Levvel Blog - Offline Data in the Browser

Offline Data in the Browser

In the past, most web applications read and wrote all data directly to the server. The client’s job was simply to fetch and display or capture and send data. That setup was easy for everyone to understand and JavaScript applications on the browser could remain blissfully ignorant of the data complexities happening on the server.

The rise of HTML5 and client side frameworks like Backbone, Angular, Ember, and React have changed all that. Now client side applications have their own rich model layers and MVC structures. These tools are incredibly powerful and allow us front end developers to build logic on the client that has long been the domain of back end developers. But it all comes with a catch. We now have the power to work with data on the client, but now we also have to deal with problems that used to only exist on the sever. There are lots of questions that come up once we add a richer model layer to our client apps:

  • Persistence – Once we have data in a JavaScript app, how do we save it across pages, sessions, or even browsers? Do we just load it all from the server on application start? What do we do if the app is offline?
  • Syncing – How/when do we sync data changes on the client up to a server? What about data changes on the server down to the client? How about schema changes?
  • Querying – Keeping and searching a simple document collection like a list of “todo’s” or “comments” is nice and easy in JavaScript. There are no shortage of examples. But querying real data – the kind managed by ERP systems for example – isn’t as simple as “Give me the last 5 items for this user.” In the real world, we need to answer questions like “What are the IDs of the cheapest contracts per plan category that are available within 30 miles of the customer’s zipcode?” How do we get answers to these kinds of real world questions using client side code?
  • Performance – Server side databases use techniques like query optimizations, indices, and sharding to optimize performance, but what are the performance implications of working with large datasets in the browser? How much data can we store? How fast can we query it?
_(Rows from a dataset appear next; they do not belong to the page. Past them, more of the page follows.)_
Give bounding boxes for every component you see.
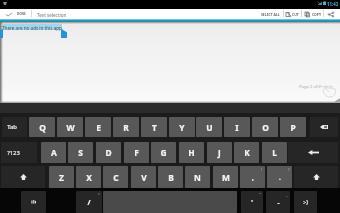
button[interactable]: O	[252, 117, 278, 137]
staticText: H	[188, 147, 195, 158]
button[interactable]: -	[266, 191, 290, 213]
staticText: /	[87, 197, 91, 207]
staticText: :-)	[303, 199, 308, 206]
staticText: R	[123, 122, 129, 133]
button[interactable]: SELECT ALL	[259, 9, 282, 19]
button[interactable]: Q	[29, 117, 55, 137]
button[interactable]: Y	[169, 117, 195, 137]
button[interactable]: X	[76, 166, 101, 188]
button[interactable]: Enter	[288, 142, 338, 163]
button[interactable]: J	[207, 142, 232, 163]
button[interactable]: B	[158, 166, 183, 188]
staticText: X	[86, 172, 92, 183]
button[interactable]: I	[224, 117, 250, 137]
button[interactable]: DONE	[2, 9, 31, 19]
staticText: A	[51, 147, 57, 158]
staticText: C	[113, 172, 119, 183]
staticText: °	[98, 192, 100, 197]
staticText: G	[160, 147, 167, 158]
button[interactable]: /	[76, 191, 102, 213]
button[interactable]: K	[234, 142, 259, 163]
staticText: N	[194, 172, 201, 183]
staticText: L	[272, 147, 277, 158]
button[interactable]: E	[85, 117, 111, 137]
button[interactable]: H	[179, 142, 204, 163]
button[interactable]: D	[96, 142, 121, 163]
button[interactable]: ,	[240, 166, 265, 188]
staticText: S	[78, 147, 83, 158]
staticText: F	[134, 147, 139, 158]
button[interactable]: F	[124, 142, 149, 163]
staticText: Tab	[7, 123, 17, 131]
staticText: COPY	[312, 12, 322, 17]
button[interactable]: Shift	[294, 166, 338, 188]
button[interactable]: .	[267, 166, 292, 188]
button[interactable]: T	[141, 117, 167, 137]
staticText: ,	[252, 173, 254, 182]
staticText: D	[105, 147, 112, 158]
staticText: K	[244, 147, 250, 158]
button[interactable]: C	[103, 166, 128, 188]
staticText: M	[222, 172, 230, 183]
staticText: DONE	[17, 12, 26, 16]
button[interactable]: N	[185, 166, 210, 188]
staticText: .	[279, 173, 281, 182]
staticText: U	[206, 122, 213, 133]
button[interactable]: P	[280, 117, 306, 137]
button[interactable]: L	[262, 142, 287, 163]
staticText: Text selection	[37, 12, 67, 18]
button[interactable]: W	[57, 117, 83, 137]
staticText: ?	[288, 167, 290, 172]
staticText: ?123	[7, 149, 20, 157]
button[interactable]: G	[151, 142, 176, 163]
button[interactable]: Shift	[1, 166, 45, 188]
staticText: CUT	[292, 12, 299, 17]
button[interactable]: M	[213, 166, 238, 188]
staticText: P	[290, 122, 296, 133]
staticText: 11:42	[327, 1, 339, 7]
staticText: '	[251, 198, 253, 207]
staticText: J	[218, 147, 221, 158]
button[interactable]: Share	[324, 9, 338, 19]
staticText: SELECT ALL	[261, 12, 280, 17]
button[interactable]: V	[131, 166, 156, 188]
button[interactable]: ?123	[1, 142, 37, 163]
button[interactable]: :-)	[294, 191, 317, 213]
button[interactable]: Voice input	[21, 191, 46, 213]
staticText: There are no ads in this app.	[2, 25, 64, 31]
staticText: Page 2 of 7	[299, 84, 321, 90]
button[interactable]: Tab	[2, 117, 27, 137]
staticText: O	[262, 122, 269, 133]
button[interactable]: Backspace	[310, 117, 338, 137]
button[interactable]: U	[196, 117, 222, 137]
staticText: -	[277, 198, 280, 207]
button[interactable]: R	[113, 117, 139, 137]
staticText: W	[66, 122, 75, 133]
button[interactable]: S	[68, 142, 93, 163]
button[interactable]: A	[41, 142, 66, 163]
staticText: I	[235, 122, 239, 133]
staticText: Q	[39, 122, 46, 133]
staticText: T	[152, 122, 157, 133]
staticText: V	[141, 172, 147, 183]
button[interactable]: '	[241, 191, 263, 213]
staticText: B	[168, 172, 174, 183]
staticText: "	[259, 192, 261, 197]
staticText: E	[96, 122, 101, 133]
button[interactable]: Z	[49, 166, 74, 188]
staticText: _	[286, 192, 288, 197]
staticText: !	[261, 167, 263, 172]
staticText: Y	[179, 122, 185, 133]
staticText: Z	[59, 172, 64, 183]
button[interactable]: CUT	[284, 9, 299, 19]
button[interactable]: COPY	[303, 9, 322, 19]
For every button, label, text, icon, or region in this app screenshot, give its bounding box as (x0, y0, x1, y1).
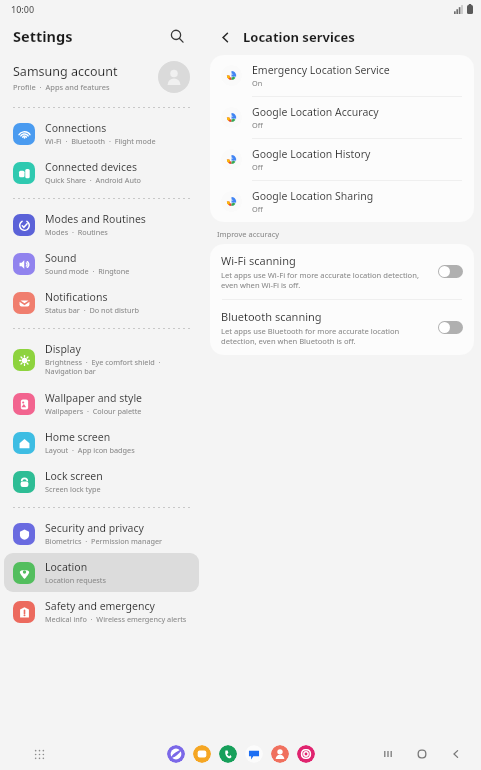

All of a sudden we’ve got real problems.

In the past year, I’ve come face to face with some of these issues on real client projects. Knowing that these types of issues are only going to come up more frequently in the future, I’ve started researching some of the solutions available. Turns out, there are a quite a few options, each with their own strengths and weaknesses.

LocalStorage

The easiest and most widely used data storage option is LocalStorage. LocalStorage and its less widely used counterpart SessionStorage are part of the HTML5 webstorage spec. It provides a key-value store with a simple interface to persist your data to the browser.

localStorage.setItem('myShow', 'House of Cards'); //Save value
localStorage.getItem('myShow'); //Get value back

Current implementations only allow saving of strings, but you can easily get around that limitation and save complete JSON objects by serializing and deserializing them before calling localStorage’s set/get methods.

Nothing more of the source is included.